Retour sur la table ronde du Datacenter World : les acteurs de la filière face aux enjeux de l’emploi

L’édition 2025 du Datacenter World a été l’occasion d’une table ronde particulièrement éclairante sur l’avenir des emplois dans notre secteur. Animée par Anwar Saliba (nLighten France), cette session a réuni Florian du Boys (Les Plombiers du Numérique), ainsi que des représentants de CBRE Data Center Solutions, Data4 et EDF pour débattre d’une question cruciale : l’IA va-t-elle supprimer ou créer des emplois dans les datacenters ?

Un secteur en pleine expansion : 20 000 emplois à créer

La filière française des datacenters connaît une croissance spectaculaire. Paris s’impose désormais en 3ème position européenne avec 700 MW de capacité installée, et l’Île-de-France compte à elle seule plus de 35 chantiers en construction.

Mais la dynamique dépasse largement le duo Paris-Marseille qui a longtemps dominé le marché. De nouveaux pôles émergent sur l’ensemble du territoire : Paris-Sud connaît une vraie croissance avec des besoins structurels, tandis que des projets se développent à Rennes, dans les Hauts-de-France, à Bordeaux. À l’international, des opérateurs comme Data4 s’implantent en Pologne, Italie, Espagne et bientôt en Allemagne et Grèce.

Cette expansion territoriale et européenne permettra de créer plus de 20 000 emplois en France, portés par l’explosion de l’IA et les enjeux de souveraineté des données. Un déploiement qui nécessite de structurer des écosystèmes locaux de formation et d’emploi partout où les projets se développent.

L'IA : opportunité plutôt que menace

Laurent Coudert (Data4) est catégorique : « L’IA ne supprime pas des emplois dans le datacenter. » Les métiers reposent sur des tâches physiques peu robotisables (maintenance électrique, climatisation, automatisme). L’IA devient un outil pour fiabiliser les interventions, optimiser l’énergie et guider vers « le geste bon du premier coup » dans un environnement où l’erreur n’est pas permise.

Aurore Nicoli (CBRE) souligne l’impact des emplois indirects. Les 35 nouveaux sites prévus sur tout le territoire permettront de réindustrialiser des zones dépeuplées et créer toute une économie de proximité. Exemple concret : le site de Marcoussis passera de 1000 à 3000 personnes d’ici 2030. Un datacenter de 10 000 m² représente 40 000 à 50 000 machines avec un renouvellement tous les 3 à 5 ans, générant des centaines d’interventions de maintenance.
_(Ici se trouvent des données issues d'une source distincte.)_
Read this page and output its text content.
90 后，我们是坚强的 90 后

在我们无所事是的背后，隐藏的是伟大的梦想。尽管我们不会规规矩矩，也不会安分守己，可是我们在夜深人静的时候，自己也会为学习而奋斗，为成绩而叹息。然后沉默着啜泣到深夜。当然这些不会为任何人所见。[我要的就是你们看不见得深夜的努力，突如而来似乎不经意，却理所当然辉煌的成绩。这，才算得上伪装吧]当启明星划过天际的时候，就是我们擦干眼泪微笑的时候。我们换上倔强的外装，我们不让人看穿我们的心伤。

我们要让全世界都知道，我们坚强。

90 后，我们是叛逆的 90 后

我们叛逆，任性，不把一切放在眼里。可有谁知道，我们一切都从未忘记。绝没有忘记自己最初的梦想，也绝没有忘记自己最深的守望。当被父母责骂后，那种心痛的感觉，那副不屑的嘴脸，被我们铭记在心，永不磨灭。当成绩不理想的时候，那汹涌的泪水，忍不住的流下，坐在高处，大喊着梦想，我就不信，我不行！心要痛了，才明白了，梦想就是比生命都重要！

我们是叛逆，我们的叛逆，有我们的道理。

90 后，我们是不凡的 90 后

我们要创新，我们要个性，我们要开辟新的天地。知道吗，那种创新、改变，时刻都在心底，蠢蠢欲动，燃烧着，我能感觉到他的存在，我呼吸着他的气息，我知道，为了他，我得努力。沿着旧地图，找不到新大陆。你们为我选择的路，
Datacenters : structurer une filière de formation encore naissante

Florian du Boys pointe un paradoxe : malgré 109 milliards d’investissements et une croissance à deux chiffres, aucun dispositif de droit commun n’existe pour former aux métiers de base du datacenter. Contrairement à l’aviation ou au nucléaire, le secteur n’a pas d’écoles dédiées. Le recrutement se fait par « piratage » des talents entre concurrents – un modèle insoutenable.
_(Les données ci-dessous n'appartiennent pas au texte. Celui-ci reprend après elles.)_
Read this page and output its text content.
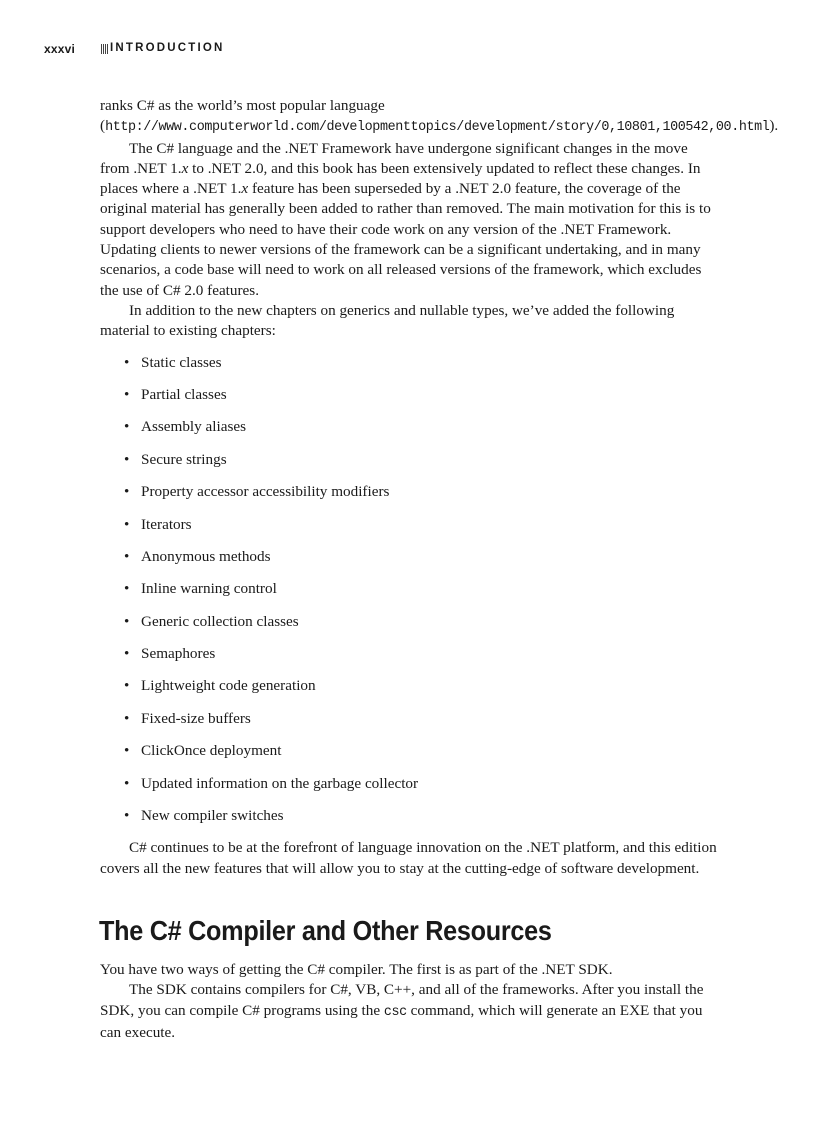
xxxvi	INTRODUCTION

ranks C# as the world’s most popular language (http://www.computerworld.com/developmenttopics/development/story/0,10801,100542,00.html).

The C# language and the .NET Framework have undergone significant changes in the move from .NET 1.x to .NET 2.0, and this book has been extensively updated to reflect these changes. In places where a .NET 1.x feature has been superseded by a .NET 2.0 feature, the coverage of the original material has generally been added to rather than removed. The main motivation for this is to support developers who need to have their code work on any version of the .NET Framework. Updating clients to newer versions of the framework can be a significant undertaking, and in many scenarios, a code base will need to work on all released versions of the framework, which excludes the use of C# 2.0 features.

In addition to the new chapters on generics and nullable types, we’ve added the following material to existing chapters:

• Static classes
• Partial classes
• Assembly aliases
• Secure strings
• Property accessor accessibility modifiers
• Iterators
• Anonymous methods
• Inline warning control
• Generic collection classes
• Semaphores
• Lightweight code generation
• Fixed-size buffers
• ClickOnce deployment
• Updated information on the garbage collector
• New compiler switches

C# continues to be at the forefront of language innovation on the .NET platform, and this edition covers all the new features that will allow you to stay at the cutting-edge of software development.

The C# Compiler and Other Resources

You have two ways of getting the C# compiler. The first is as part of the .NET SDK.

The SDK contains compilers for C#, VB, C++, and all of the frameworks. After you install the SDK, you can compile C# programs using the csc command, which will generate an EXE that you can execute.
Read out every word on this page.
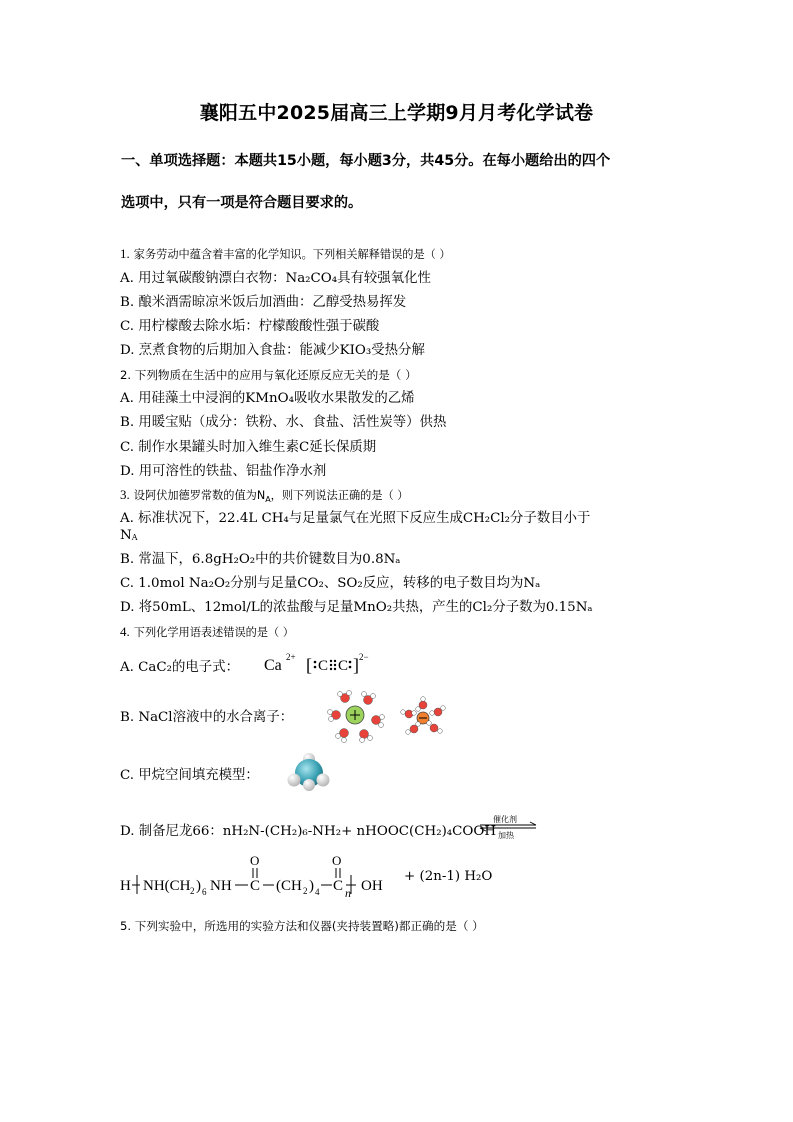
襄阳五中2025届高三上学期9月月考化学试卷
一、单项选择题：本题共15小题，每小题3分，共45分。在每小题给出的四个
选项中，只有一项是符合题目要求的。
1. 家务劳动中蕴含着丰富的化学知识。下列相关解释错误的是（ ）
A. 用过氧碳酸钠漂白衣物：Na₂CO₄具有较强氧化性
B. 酿米酒需晾凉米饭后加酒曲：乙醇受热易挥发
C. 用柠檬酸去除水垢：柠檬酸酸性强于碳酸
D. 烹煮食物的后期加入食盐：能减少KIO₃受热分解
2. 下列物质在生活中的应用与氧化还原反应无关的是（ ）
A. 用硅藻土中浸润的KMnO₄吸收水果散发的乙烯
B. 用暖宝贴（成分：铁粉、水、食盐、活性炭等）供热
C. 制作水果罐头时加入维生素C延长保质期
D. 用可溶性的铁盐、铝盐作净水剂
3. 设阿伏加德罗常数的值为$N_A$，则下列说法正确的是（ ）
A. 标准状况下，22.4L CH₄与足量氯气在光照下反应生成CH₂Cl₂分子数目小于
$N_A$
B. 常温下，6.8gH₂O₂中的共价键数目为0.8Nₐ
C. 1.0mol Na₂O₂分别与足量CO₂、SO₂反应，转移的电子数目均为Nₐ
D. 将50mL、12mol/L的浓盐酸与足量MnO₂共热，产生的Cl₂分子数为0.15Nₐ
4. 下列化学用语表述错误的是（ ）
A. CaC₂的电子式： Ca 2+ [ C C ] 2−
B. NaCl溶液中的水合离子：
C. 甲烷空间填充模型：
D. 制备尼龙66：nH₂N-(CH₂)₆-NH₂+ nHOOC(CH₂)₄COOH
催化剂
加热
H NH(CH 2 ) 6 NH C
O
(CH 2 ) 4 C
O
n OH
+ (2n-1) H₂O
5. 下列实验中，所选用的实验方法和仪器(夹持装置略)都正确的是（ ）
L’action des Plombiers du Numérique

Face à ce constat, deux formations ont été créées :

  • Formation technicien datacenter : racking, câblage, brassage (600+ jeunes formés)
  • Formation technicien de maintenance : 4 mois + 16 mois d’apprentissage, en partenariat avec Equinix, Data4, CBRE et Eiffage. Résultat : 11/12 apprenants diplômés, dont plusieurs en reconversion (40 ans et +).

Les solutions proposées

  • Travailler en filière : s’inspirer de la « Semaine des métiers du nucléaire » pour coordonner la communication et gagner en visibilité, propose Anne Plouvier (EDF).
  • Colorer les formations existantes : ajouter 40-50h de spécialisation datacenter aux CAP, BTS et licences techniques.
  • Ancrage local : déployer les formations là où sont les besoins (Rennes, Hauts-de-France, Bordeaux, Paris-Sud).
  • Écoles d’ingénieurs : former les futurs « Critical Facility Engineers » avec des compétences en analyse de données et efficacité énergétique (exemple : Data4 Academy avec Paris-Saclay).
  • Agir sans attendre l’État : les acteurs privés doivent s’organiser collectivement, comme pour la formation pilote.
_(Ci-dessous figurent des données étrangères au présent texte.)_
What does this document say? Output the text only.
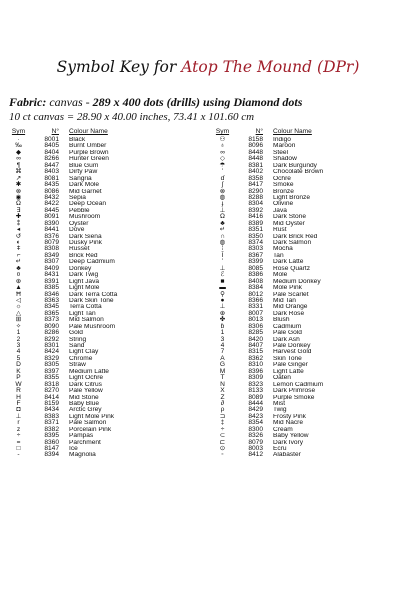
Symbol Key for Atop The Mound (DPr)
Fabric: canvas - 289 x 400 dots (drills) using Diamond dots
10 ct canvas = 28.90 x 40.00 inches, 73.41 x 101.60 cm
Sym	N°	Colour Name
·	8001	Black
‰	8405	Burnt Umber
◆	8404	Purple Brown
∞	8266	Hunter Green
¶	8447	Blue Gum
⌘	8403	Dirty Paw
↗	8081	Sangria
✱	8435	Dark Mole
⊗	8086	Mid Garnet
◉	8432	Sepia
Ω	8422	Deep Ocean
∃	8445	Pebble
✚	8091	Mushroom
⁑	8390	Oyster
◂	8441	Dove
↺	8376	Dark Siena
◐	8079	Dusky Pink
ǂ	8308	Russet
⌐	8349	Brick Red
↵	8307	Deep Cadmium
♣	8409	Donkey
¤	8431	Dark Twig
⊕	8391	Light Java
▲	8385	Light Mole
Ħ	8346	Dark Terra Cotta
◁	8363	Dark Skin Tone
☼	8345	Terra Cotta
△	8365	Light Tan
⊞	8373	Mid Salmon
✧	8090	Pale Mushroom
1	8286	Gold
2	8292	String
3	8301	Sand
4	8424	Light Clay
5	8329	Chrome
D	8305	Straw
K	8397	Medium Latte
P	8355	Light Ochre
W	8318	Dark Citrus
R	8270	Pale Yellow
H	8414	Mid Stone
F	8159	Baby Blue
◘	8434	Arctic Grey
⊥	8383	Light Mole Pink
r	8371	Pale Salmon
z	8382	Porcelain Pink
÷	8395	Pampas
=	8360	Parchment
□	8147	Ice
-	8394	Magnolia
Sym	N°	Colour Name
⚇	8158	Indigo
♁	8096	Maroon
∞	8448	Steel
◇	8448	Shadow
☂	8381	Dark Burgundy
ʻ	8402	Chocolate Brown
ɗ	8358	Ochre
ʃ	8417	Smoke
⊗	8290	Bronze
◍	8288	Light Bronze
ɟ	8304	Olivine
⊥	8392	Java
Ω	8416	Dark Stone
♣	8389	Mid Oyster
↵	8351	Rust
∩	8350	Dark Brick Red
◍	8374	Dark Salmon
⁞	8303	Mocha
Ĭ	8367	Tan
ʻ	8399	Dark Latte
⊥	8085	Rose Quartz
ℰ	8386	Mole
■	8408	Medium Donkey
▬	8384	Mole Pink
⚲	8012	Pale Scarlet
●	8366	Mid Tan
⊥	8331	Mid Orange
⊕	8007	Dark Rose
✤	8013	Blush
ɓ	8306	Cadmium
1	8285	Pale Gold
3	8420	Dark Ash
4	8407	Pale Donkey
7	8315	Harvest Gold
A	8362	Skin Tone
G	8310	Pale Ginger
M	8396	Light Latte
T	8309	Oaten
N	8323	Lemon Cadmium
X	8133	Dark Primrose
Z	8089	Purple Smoke
∂	8444	Mist
ρ	8429	Twig
⊐	8423	Frosty Pink
‡	8354	Mid Nacre
÷	8300	Cream
⊂	8326	Baby Yellow
⊏	8079	Dark Ivory
⊙	8003	Ecru
◦	8412	Alabaster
L’IA n’est pas une menace mais un catalyseur de transformation qui élève les compétences tout en multipliant les besoins. Le défi est organisationnel : créer une véritable filière structurée pour former massivement et donner leur chance à des milliers de personnes.

Merci à France Datacenter de nous avoir donné l’opportunité d’échanger sur les enjeux de la formation dans le secteur du datacenter, mettant en avant le dispositif des Plombiers du Numérique, que nous faisons évoluer selon les besoins du secteur.